With a warning hiss, the cat dragged the carcass into the brush, into the shadows of the pine and birch trees.

“She has kittens to feed,” Lil murmured, and her voice sounded thin and raw in the morning air. “Holy shit.” She pulled out her recorder, nearly fumbled it. “Calm down. Just calm down. Okay, document. Okay. Sighted female cougar, approximately two meters long, nose to tail. Jeez, weight about forty kilograms. Typical tawny color. Stalk-and-ambush kill. It took down a bison calf from a herd of seven grazing in high grass. Defended kill from bull. It dragged kill into the forest, potentially due to my presence, though if the female has a litter, they would be too young, probably, to visit kill sites with the mother. She’s taking her kids, who wouldn’t be fully weaned as yet, breakfast.
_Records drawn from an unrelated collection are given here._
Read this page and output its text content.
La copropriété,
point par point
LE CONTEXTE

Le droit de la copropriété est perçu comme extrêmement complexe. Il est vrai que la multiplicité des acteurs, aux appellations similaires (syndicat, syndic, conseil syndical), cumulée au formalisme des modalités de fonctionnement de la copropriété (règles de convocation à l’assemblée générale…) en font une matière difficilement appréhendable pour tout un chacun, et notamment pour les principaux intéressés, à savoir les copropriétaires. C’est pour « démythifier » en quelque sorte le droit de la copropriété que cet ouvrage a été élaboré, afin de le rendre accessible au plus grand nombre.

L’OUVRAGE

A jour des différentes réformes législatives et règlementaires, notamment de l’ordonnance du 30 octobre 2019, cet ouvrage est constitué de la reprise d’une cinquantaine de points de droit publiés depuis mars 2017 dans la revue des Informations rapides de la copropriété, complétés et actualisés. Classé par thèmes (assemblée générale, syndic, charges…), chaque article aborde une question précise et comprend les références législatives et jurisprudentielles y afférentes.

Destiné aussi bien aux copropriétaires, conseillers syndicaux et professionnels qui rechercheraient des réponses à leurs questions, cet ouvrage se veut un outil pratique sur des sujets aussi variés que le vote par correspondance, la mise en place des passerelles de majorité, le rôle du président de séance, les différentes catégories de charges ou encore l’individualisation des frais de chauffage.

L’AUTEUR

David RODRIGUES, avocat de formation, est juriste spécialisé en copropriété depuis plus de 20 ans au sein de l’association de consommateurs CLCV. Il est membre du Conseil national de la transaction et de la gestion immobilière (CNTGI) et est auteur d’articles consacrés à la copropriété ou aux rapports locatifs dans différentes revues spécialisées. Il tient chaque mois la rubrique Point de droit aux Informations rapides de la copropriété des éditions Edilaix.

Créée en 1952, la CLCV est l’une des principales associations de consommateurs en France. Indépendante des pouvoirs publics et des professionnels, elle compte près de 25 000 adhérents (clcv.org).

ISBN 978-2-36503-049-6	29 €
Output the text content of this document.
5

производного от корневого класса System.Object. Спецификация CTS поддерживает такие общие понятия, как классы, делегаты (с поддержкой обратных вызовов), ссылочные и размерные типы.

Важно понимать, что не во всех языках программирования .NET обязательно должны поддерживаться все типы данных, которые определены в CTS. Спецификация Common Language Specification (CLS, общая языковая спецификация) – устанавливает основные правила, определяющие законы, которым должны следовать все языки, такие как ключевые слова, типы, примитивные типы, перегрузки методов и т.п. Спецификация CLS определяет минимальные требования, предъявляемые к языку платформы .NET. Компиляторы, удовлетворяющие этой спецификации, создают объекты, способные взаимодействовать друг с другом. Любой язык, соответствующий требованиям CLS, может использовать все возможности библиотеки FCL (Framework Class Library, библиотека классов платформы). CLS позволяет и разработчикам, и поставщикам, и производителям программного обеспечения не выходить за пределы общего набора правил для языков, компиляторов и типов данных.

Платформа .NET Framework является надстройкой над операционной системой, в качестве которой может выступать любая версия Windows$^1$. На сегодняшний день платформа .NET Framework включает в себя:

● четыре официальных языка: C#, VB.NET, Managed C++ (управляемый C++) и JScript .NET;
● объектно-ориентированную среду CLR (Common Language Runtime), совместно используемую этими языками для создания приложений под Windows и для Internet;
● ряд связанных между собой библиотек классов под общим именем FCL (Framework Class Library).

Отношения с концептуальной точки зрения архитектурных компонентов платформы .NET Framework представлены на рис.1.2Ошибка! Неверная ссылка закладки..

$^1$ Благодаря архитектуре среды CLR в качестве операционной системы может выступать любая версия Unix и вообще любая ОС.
Incident recorded… seven twenty-five A.M., June 12. Wow.”

As much as she wanted to, she knew better than to follow the track of the cat. If she had young, she might very well attack horse and rider to defend them, and her territory.

“We’re not going to top that,” she decided. “I guess it’s time to go home.”

She took the most direct route, anxious to get back and write up her notes. Still it was mid-afternoon before she saw her father and his part-time hand Jay mending a fence in a pasture.

Cattle scattered as she rode through them and whoaed the horse by the battered old Jeep.

“There’s my girl.” Joe walked over to give her leg, then the mare’s neck, a pat. “Home from the wilderness?”

“Safe and sound, as promised. Hi, Jay.”

Jay, who didn’t believe in using two words if one would do, tapped the brim of his hat in response.

“You need some help here?” Lil asked her father.